Total Shots Rate = Shots For / (Shots For + Shots Against)
This formula provides TSR on a 0 to 1 scale. If a team takes all shots in a match, or a series of matches, TSR will be 1, and the more shots it has to leave to opponents, the lower TSR gets. On average, over multiple teams in the same league, TSR will always be 0.500, since each shot for is a shot against for another team.
TSR is pretty simple, yet it is a powerful predictor for future performance of football teams. Ever since its introduction to football, by James Grayson, TSR has dominated the analytics community. James has shown TSR to have the two qualities that are essential for a powerful team ranking tool.
- TSR shows a strong correlation with both points per game, and goal difference.
- TSR in one time period shows a strong correlation with TSR in the next time period.
If only the first condition is met, the metric would be strong in telling what has happened, but does not translate into the future. Goal keeper saves percentage is a nice example of a stat that helps explaining what has happened, but holds no power for matches still to come.
If only the second condition is met, the metric would be strong in translating into the future, but not correlated to performance. Team shirt color is a nice example, where translation into the future is easy, but a relation to performance does not exist.
The problem with TSR
The problem with TSR is that it treats all shots equal, which does not fit the fluency of football, where shots are not equal. Shots may come through a crowd of defenders from 40 yards out, or from the penalty spot in optimal circumstances. For TSR, both shots count as one, and both influence TSR equally.
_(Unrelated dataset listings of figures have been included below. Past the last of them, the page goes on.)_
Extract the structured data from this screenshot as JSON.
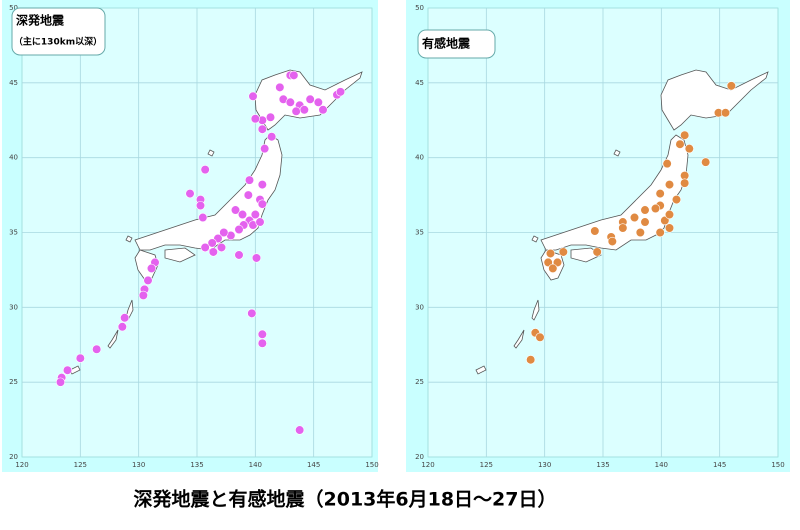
{
  "title": "深発地震と有感地震（2013年6月18日～27日）",
  "chart_data": [
    {
      "type": "scatter",
      "title": "深発地震",
      "subtitle": "（主に130km以深）",
      "color": "#e462ee",
      "xlim": [
        120,
        150
      ],
      "ylim": [
        20,
        50
      ],
      "xticks": [
        120,
        125,
        130,
        135,
        140,
        145,
        150
      ],
      "yticks": [
        20,
        25,
        30,
        35,
        40,
        45,
        50
      ],
      "grid": true,
      "x": [
        143.0,
        143.3,
        139.8,
        142.1,
        142.4,
        143.0,
        143.8,
        144.7,
        145.4,
        145.8,
        147.0,
        147.3,
        143.5,
        144.2,
        140.6,
        141.3,
        140.6,
        141.4,
        140.8,
        140.0,
        135.7,
        140.6,
        139.5,
        139.4,
        140.4,
        140.6,
        134.4,
        135.3,
        135.5,
        135.3,
        138.3,
        138.9,
        139.5,
        140.0,
        139.8,
        140.4,
        139.0,
        138.6,
        137.9,
        137.3,
        136.8,
        136.3,
        135.7,
        136.4,
        138.6,
        140.1,
        137.1,
        131.4,
        131.1,
        130.8,
        130.5,
        130.4,
        139.7,
        140.6,
        140.6,
        128.8,
        128.6,
        126.4,
        125.0,
        123.9,
        123.4,
        123.3,
        143.8
      ],
      "y": [
        45.5,
        45.5,
        44.1,
        44.7,
        43.9,
        43.7,
        43.5,
        43.9,
        43.7,
        43.2,
        44.2,
        44.4,
        43.1,
        43.2,
        42.5,
        42.7,
        41.9,
        41.4,
        40.6,
        42.6,
        39.2,
        38.2,
        38.5,
        37.5,
        37.2,
        36.9,
        37.6,
        37.2,
        36.0,
        36.8,
        36.5,
        36.2,
        35.8,
        36.2,
        35.5,
        35.7,
        35.5,
        35.2,
        34.8,
        35.0,
        34.6,
        34.3,
        34.0,
        33.7,
        33.5,
        33.3,
        34.0,
        33.0,
        32.6,
        31.8,
        31.2,
        30.8,
        29.6,
        28.2,
        27.6,
        29.3,
        28.7,
        27.2,
        26.6,
        25.8,
        25.3,
        25.0,
        21.8
      ]
    },
    {
      "type": "scatter",
      "title": "有感地震",
      "color": "#e08a42",
      "xlim": [
        120,
        150
      ],
      "ylim": [
        20,
        50
      ],
      "xticks": [
        120,
        125,
        130,
        135,
        140,
        145,
        150
      ],
      "yticks": [
        20,
        25,
        30,
        35,
        40,
        45,
        50
      ],
      "grid": true,
      "x": [
        146.0,
        144.9,
        145.5,
        142.0,
        141.6,
        142.4,
        140.5,
        143.8,
        142.0,
        142.0,
        140.7,
        139.9,
        141.3,
        139.9,
        139.5,
        138.6,
        137.7,
        136.7,
        136.7,
        138.6,
        140.3,
        140.7,
        140.7,
        139.9,
        138.2,
        135.7,
        135.8,
        134.5,
        134.3,
        131.6,
        131.1,
        130.3,
        130.7,
        130.5,
        129.2,
        129.6,
        128.8
      ],
      "y": [
        44.8,
        43.0,
        43.0,
        41.5,
        40.9,
        40.6,
        39.6,
        39.7,
        38.8,
        38.3,
        38.2,
        37.6,
        37.2,
        36.8,
        36.6,
        36.5,
        36.0,
        35.7,
        35.3,
        35.7,
        35.8,
        36.2,
        35.3,
        35.0,
        35.0,
        34.7,
        34.4,
        33.7,
        35.1,
        33.7,
        33.0,
        33.0,
        32.6,
        33.6,
        28.3,
        28.0,
        26.5
      ]
    }
  ]
}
This induces errors and probably also bias.
Errors arise because some shots are worth more than others. Sometimes a team creating 20 shots did a powerful job, but other days the team was just trigger happy and produced weak quality output. It may sound weird, but errors are not too much of a problem in a predictive model.
Bias is much worse.
If all teams produce and concede an equal case mix of poor and high quality shots, TSR would, despite its errors, be a perfect tool. However, there is plenty of evidence around that this is not the case. Some teams produce high quality shots, like Barcelona, and other teams produces low quality shots, like Laudrup’s Swansea.
Shot quality definitely meets condition one. It is related to performance in terms of points per game and goal difference. However, the clear cut evidence that it meets condition two is less clear. Data to measure shot quality is around since the 2012/13 season, so we don’t have high quality season-to-season correlation measurements. In other words, was Swansea’s recent struggle to produce decent shot quality just a flurry that would fix itself, or does it indicate an underlying reason that will cause the team to produce below average quality shots in the near future?
In the end
ExpG is hot, and if you’d ask me now, I’d say ExpG is the next big step that is being taken now in football analytics. Intuitively it makes a lot of sense to separate goal scoring attempts by the odds of scoring from it. However, for a new metric to be adopted for truth, a bit more work is needed. ExpG is a lot more complex than just counting shots. To show that this effort is worthwhile, we should first do a better job to illustrate its supremacy over TSR.